Kubernetes is a container orchestration system with many powerful characteristics. It's used in this project to take advantage of self-healing, monitoring, replication and load-balancing.

Helm

Helm integrates quite well with Kubernetes. Management of Kubernetes manifests becomes difficult as multiple deployments become necessary because a new set of manifests need to be created for each environment (i.e., development, production). Helm solves this issue by allowing Kubernetes manifest templates to be created so that concrete manifests can be generated based on desired configurations. In my case, this has allowed one-click manual deployment of all the microservices regardless of the environment. It also allows simple configuration of certificates if TLS is desired. Based on Kubernetes service hostname defaults each deployment can be wired up to the necessary services used, making the manual deployment process extremely easy. Uninstalling is equally straightforward. Helm also provides easy version management.

Docker

Docker provides image creation and is used for a couple of reasons. It allows developers to reproduce bugs that are seen in different environments, such as production. It encapsulates application dependencies and configuration such that each application will run without concern about conflicts. It allows for easy backup and it takes up a much smaller footprint than virtual machines. It's also moving toward greater adoption on multiple platforms such as windows.

MongoDB

While data structure is unknown MongoDB is a good fit because it allows for creation of data in a flexible manner. While data structure is being figured out Mongo can be used to quickly store data of a particular structure mapping easily to the graphql API. Joins are much slower on Mongo when compared to RDBMS so there are performance implications. However, the current data landscape is very simple. Once complexity is introduced through use cases, Postgres will be adopted where appropriate (i.e, data analysis).

Testing

Mocha and chai are also used in the back-end. The 'expect' syntax is incredibly readable and easy to understand. It's also desirable to use as few technologies as possible to achieve one's goals because that makes it easier for developers to learn, which means it's easier to navigate the codebase.
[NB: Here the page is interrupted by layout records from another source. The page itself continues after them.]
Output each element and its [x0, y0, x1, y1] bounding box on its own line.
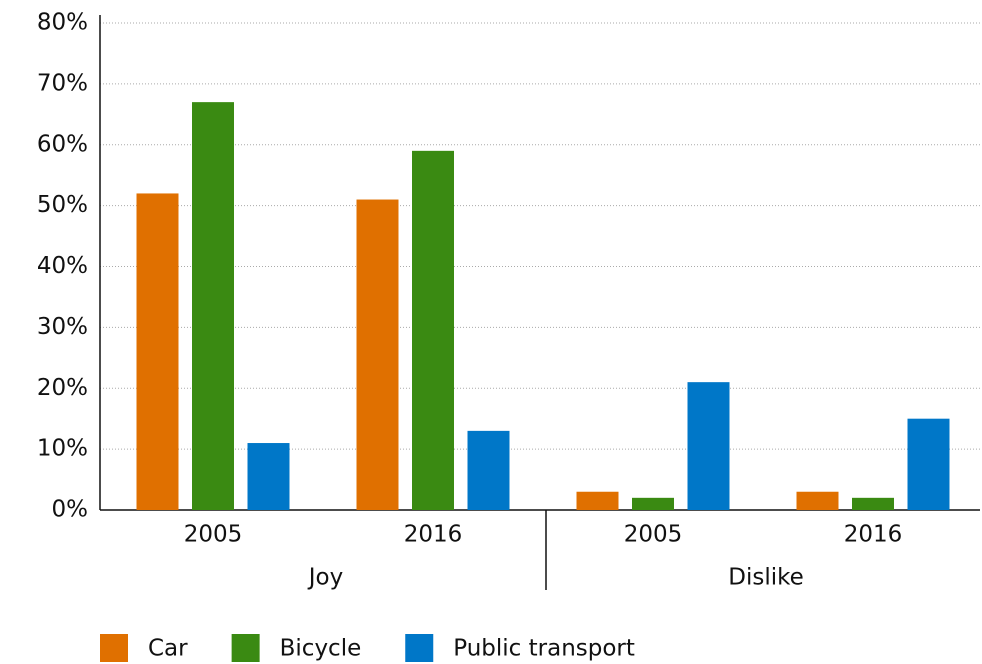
group-label: Joy: [307, 565, 343, 591]
group-label: Dislike: [728, 565, 804, 591]
bar: [796, 491, 839, 510]
y-tick-label: 30%: [37, 314, 88, 340]
bar: [136, 193, 179, 510]
bar: [687, 382, 730, 510]
y-tick-label: 80%: [37, 10, 88, 36]
x-tick-label: 2005: [624, 522, 683, 548]
bar: [632, 497, 674, 510]
bar: [412, 150, 454, 510]
bar: [192, 102, 234, 510]
bar: [356, 199, 399, 510]
legend-label: Car: [148, 636, 188, 662]
y-tick-label: 20%: [37, 375, 88, 401]
legend-swatch: [100, 634, 128, 662]
bar: [576, 491, 619, 510]
bar: [247, 443, 290, 510]
y-tick-label: 0%: [52, 497, 89, 523]
legend-label: Public transport: [453, 636, 635, 662]
legend-swatch: [405, 634, 434, 662]
bar: [467, 430, 510, 510]
legend-swatch: [231, 634, 260, 662]
y-tick-label: 60%: [37, 131, 88, 157]
x-tick-label: 2016: [844, 522, 903, 548]
bar: [907, 418, 950, 510]
y-tick-label: 10%: [37, 436, 88, 462]
x-tick-label: 2005: [184, 522, 243, 548]
y-tick-label: 40%: [37, 253, 88, 279]
legend-label: Bicycle: [280, 636, 362, 662]
bar: [852, 497, 894, 510]
y-tick-label: 50%: [37, 192, 88, 218]
y-tick-label: 70%: [37, 70, 88, 96]
x-tick-label: 2016: [404, 522, 463, 548]
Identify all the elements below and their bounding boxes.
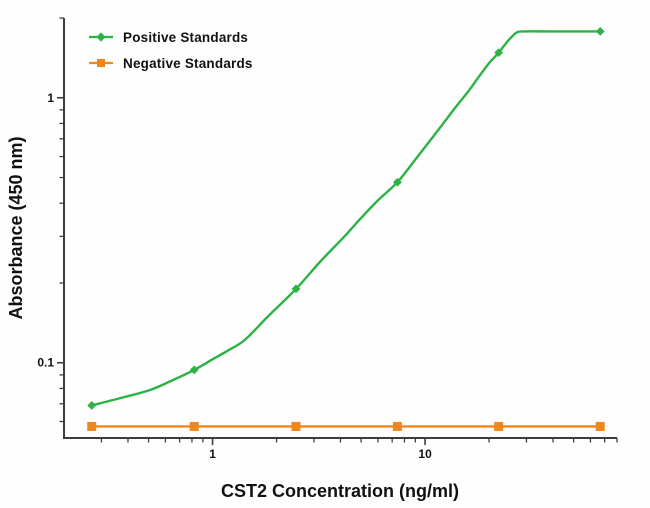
x-axis-title: CST2 Concentration (ng/ml) xyxy=(221,481,459,501)
y-axis-title: Absorbance (450 nm) xyxy=(6,136,26,319)
legend-item-negative-standards: Negative Standards xyxy=(88,54,253,72)
legend-item-positive-standards: Positive Standards xyxy=(88,28,253,46)
axis-ticks xyxy=(57,17,618,445)
x-tick-label: 10 xyxy=(418,447,432,461)
negative-standards-point xyxy=(87,421,97,431)
x-tick-label: 1 xyxy=(209,447,216,461)
negative-standards-point xyxy=(595,421,605,431)
positive-standards-point xyxy=(189,365,199,375)
y-tick-label: 0.1 xyxy=(37,356,54,370)
positive-standards-point xyxy=(393,177,402,187)
negative-standards-point xyxy=(291,421,301,431)
positive-standards-point xyxy=(291,284,301,294)
axes xyxy=(63,18,617,439)
positive-standards-point xyxy=(494,48,504,58)
legend-label: Negative Standards xyxy=(123,55,253,71)
positive-series-glyph xyxy=(89,32,113,42)
y-tick-label: 1 xyxy=(47,91,54,105)
positive-standards-curve xyxy=(90,30,602,407)
positive-standards-point xyxy=(87,401,97,410)
data-series xyxy=(87,27,605,431)
tick-labels: 1 10 1 0.1 xyxy=(37,91,432,461)
legend: Positive Standards Negative Standards xyxy=(88,28,253,72)
diamond-marker-icon xyxy=(96,32,106,42)
positive-standards-point xyxy=(595,27,605,36)
negative-standards-point xyxy=(494,421,504,431)
negative-standards-point xyxy=(189,421,199,431)
square-marker-icon xyxy=(97,59,105,67)
negative-standards-point xyxy=(392,421,402,431)
negative-series-glyph xyxy=(89,59,113,67)
legend-label: Positive Standards xyxy=(123,29,249,45)
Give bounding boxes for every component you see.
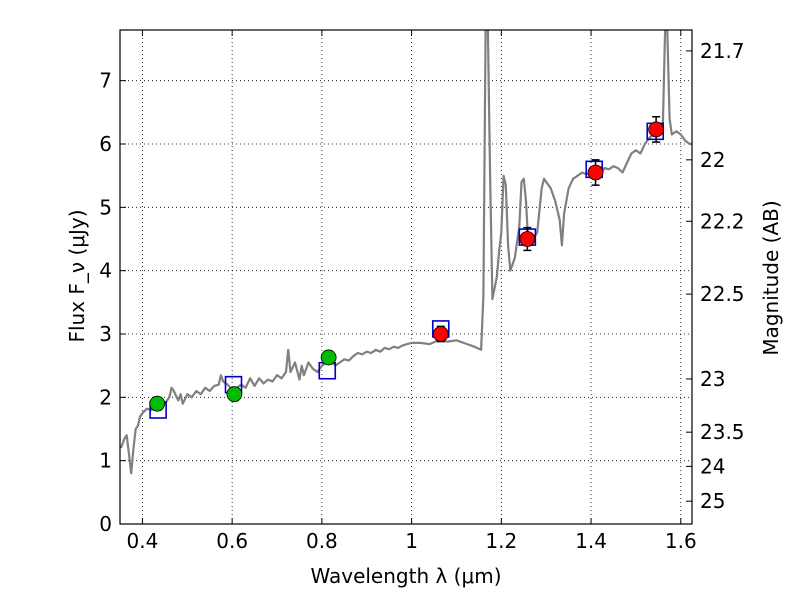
observed-nir-point (519, 231, 536, 247)
y-tick-label: 3 (99, 322, 112, 346)
y-tick-label: 0 (99, 512, 112, 536)
right-tick-label: 22.2 (700, 209, 745, 233)
spectrum-line (120, 30, 692, 475)
x-tick-label: 1 (405, 529, 418, 553)
right-axis-label: Magnitude (AB) (759, 200, 783, 355)
observed-nir-point (648, 121, 665, 138)
grid (120, 30, 692, 524)
y-tick-label: 7 (99, 69, 112, 93)
observed-optical-point (149, 395, 166, 412)
y-axis-label: Flux F_ν (μJy) (65, 209, 89, 342)
plot-frame (119, 29, 693, 525)
x-axis-label: Wavelength λ (μm) (310, 564, 501, 588)
right-tick-label: 21.7 (700, 39, 745, 63)
y-tick-label: 6 (99, 132, 112, 156)
x-tick-label: 1.4 (575, 529, 607, 553)
spectrum-layer (120, 30, 692, 475)
right-tick-label: 22 (700, 148, 725, 172)
right-tick-label: 22.5 (700, 282, 745, 306)
observed-optical-point (226, 386, 243, 403)
observed-nir-point (432, 326, 449, 342)
observed-nir-point (587, 164, 604, 181)
y-tick-label: 2 (99, 385, 112, 409)
right-tick-label: 25 (700, 489, 725, 513)
axis-ticks: 0.4 0.6 0.8 1 1.2 1.4 1.60123456721.72222.222.… (99, 30, 745, 553)
y-tick-label: 1 (99, 449, 112, 473)
marker-layer (149, 116, 665, 419)
x-tick-label: 0.4 (127, 529, 159, 553)
y-tick-label: 5 (99, 195, 112, 219)
right-tick-label: 23.5 (700, 420, 745, 444)
x-tick-label: 0.6 (216, 529, 248, 553)
x-tick-label: 1.6 (665, 529, 697, 553)
y-tick-label: 4 (99, 259, 112, 283)
observed-optical-point (320, 349, 337, 366)
right-tick-label: 23 (700, 367, 725, 391)
x-tick-label: 0.8 (306, 529, 338, 553)
x-tick-label: 1.2 (485, 529, 517, 553)
right-tick-label: 24 (700, 454, 725, 478)
axes-box (119, 29, 693, 525)
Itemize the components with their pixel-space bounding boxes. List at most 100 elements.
Additional Design Decisions

Continuous deployment

The system is automatically deployed to my public development environment. This is a powerful concept that allows for fast development. With sufficient testing the automated system safely deploys the code to the public environment.

Use of full-stack JavaScript

Reducing the mental effort needed to understand a given codebase has dramatic impacts on software development speed and stability. Full-stack javascript was used here (along with the same testing frameworks on both front and back end) because developers only have to learn one language as opposed to multiple. If the need arises, a microservice can diverge from that due to the isolation of the microservices. However, it's ideal to keep everything simple.

Auth0 for Authentication/Authorization

Regardless of a developers experience-level implementing security-related code it's a good idea to use a library that's trusted by many others and that's open-source. Popular open-source security libraries have the advantage that more eyes can see the code thereby increasing the likelihood that vulnerabilities will be found. Additionally, when they're found they can be fixed by one developer that's good at security and that fix will benefit everyone using the library. Due to my lack of experience with security-related development I opted to use one that was already available. Auth0.